I knew we were on our way to a Dhaka slum, but on the way, the slum wafted into the car. The sour, stomach-turning odor matched what I began seeing: fly-covered piles of trash lining the sides of this Bangladeshi road. Crows and cows picked through the festering debris, hunting for food. Plastic bags and chicken bones emerged from the piles, all cooking in the sticky 100 degree heat. And on top of the mess: a couple of barefoot, shirtless kids.
The boys wandered through the piles, looking for something to eat. My van stopped nearby, and I popped open the door, holding my breath, which only works for so long. I watched one boy, maybe five years old, as he held a piece of scrap metal and poked at the garbage. He would head in one direction, then change routes, scanning the ground.
At one point, the tan, black-haired boy picked up what looked like half of a rotten melon. He brought it to his face, took a whiff, dropped it, then silently kept on moving. He eventually disappeared from view behind a shack, near where a woman (his mother?) was prodding at another pile of trash. It was almost as if they were thinking, “surely, this is not all there is for me.”

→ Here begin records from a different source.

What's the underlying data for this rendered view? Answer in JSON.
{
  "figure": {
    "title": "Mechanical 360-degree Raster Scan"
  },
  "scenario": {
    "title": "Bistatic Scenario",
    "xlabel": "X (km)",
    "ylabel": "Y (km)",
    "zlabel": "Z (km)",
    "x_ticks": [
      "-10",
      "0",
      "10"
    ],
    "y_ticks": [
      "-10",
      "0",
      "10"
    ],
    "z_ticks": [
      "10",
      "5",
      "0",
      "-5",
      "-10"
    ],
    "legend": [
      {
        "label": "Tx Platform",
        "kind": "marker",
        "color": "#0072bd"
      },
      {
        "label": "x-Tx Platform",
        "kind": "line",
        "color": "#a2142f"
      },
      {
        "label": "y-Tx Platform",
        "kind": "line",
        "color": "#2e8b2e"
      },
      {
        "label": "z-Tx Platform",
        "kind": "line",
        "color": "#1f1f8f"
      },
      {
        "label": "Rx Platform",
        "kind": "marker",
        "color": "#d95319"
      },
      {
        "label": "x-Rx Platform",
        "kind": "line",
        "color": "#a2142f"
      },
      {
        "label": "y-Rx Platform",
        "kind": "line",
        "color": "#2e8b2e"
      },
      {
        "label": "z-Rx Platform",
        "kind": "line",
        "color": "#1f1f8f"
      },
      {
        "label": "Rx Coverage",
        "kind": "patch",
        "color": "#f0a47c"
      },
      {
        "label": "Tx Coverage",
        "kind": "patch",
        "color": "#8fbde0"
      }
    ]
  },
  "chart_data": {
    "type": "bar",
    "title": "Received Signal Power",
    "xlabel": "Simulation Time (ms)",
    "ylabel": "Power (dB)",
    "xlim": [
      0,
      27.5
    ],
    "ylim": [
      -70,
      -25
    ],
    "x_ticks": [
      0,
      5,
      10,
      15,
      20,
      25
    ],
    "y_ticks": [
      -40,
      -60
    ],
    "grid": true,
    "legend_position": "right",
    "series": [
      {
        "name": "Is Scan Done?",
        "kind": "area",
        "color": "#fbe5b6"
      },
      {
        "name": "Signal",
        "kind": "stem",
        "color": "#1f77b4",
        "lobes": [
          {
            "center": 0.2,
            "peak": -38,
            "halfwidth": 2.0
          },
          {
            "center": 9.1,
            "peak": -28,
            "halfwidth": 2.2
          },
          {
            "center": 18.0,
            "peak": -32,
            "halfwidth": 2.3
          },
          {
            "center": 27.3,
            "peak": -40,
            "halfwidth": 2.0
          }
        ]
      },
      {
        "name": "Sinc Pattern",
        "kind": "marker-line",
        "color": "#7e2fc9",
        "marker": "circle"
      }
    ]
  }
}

Across the street I saw row after row of ramshackle homes. Waterfront shanties, with front lawns of blowing trash. The nearby lake was red with pollution. Who knows what chemicals had been dumped in there to make that unnatural color. Later in my trip across Bangladesh, I saw a river that was black with grime, and saw a barge pump something grey directly into a lake. I am not sure if the fishermen nearby even noticed.
Without a doubt, this experience is depressing. Still, I know that World Concern is doing something to change this situation. A few minutes after we drove away from the slum, we visited a woman now able to provide for her family because of a small business loan. After that, I met another woman who has a growing screen-printing business because of World Concern.
We can’t take care of all of the problems in this slum, but we are doing what we can to change the picture of poverty here, one person at a time.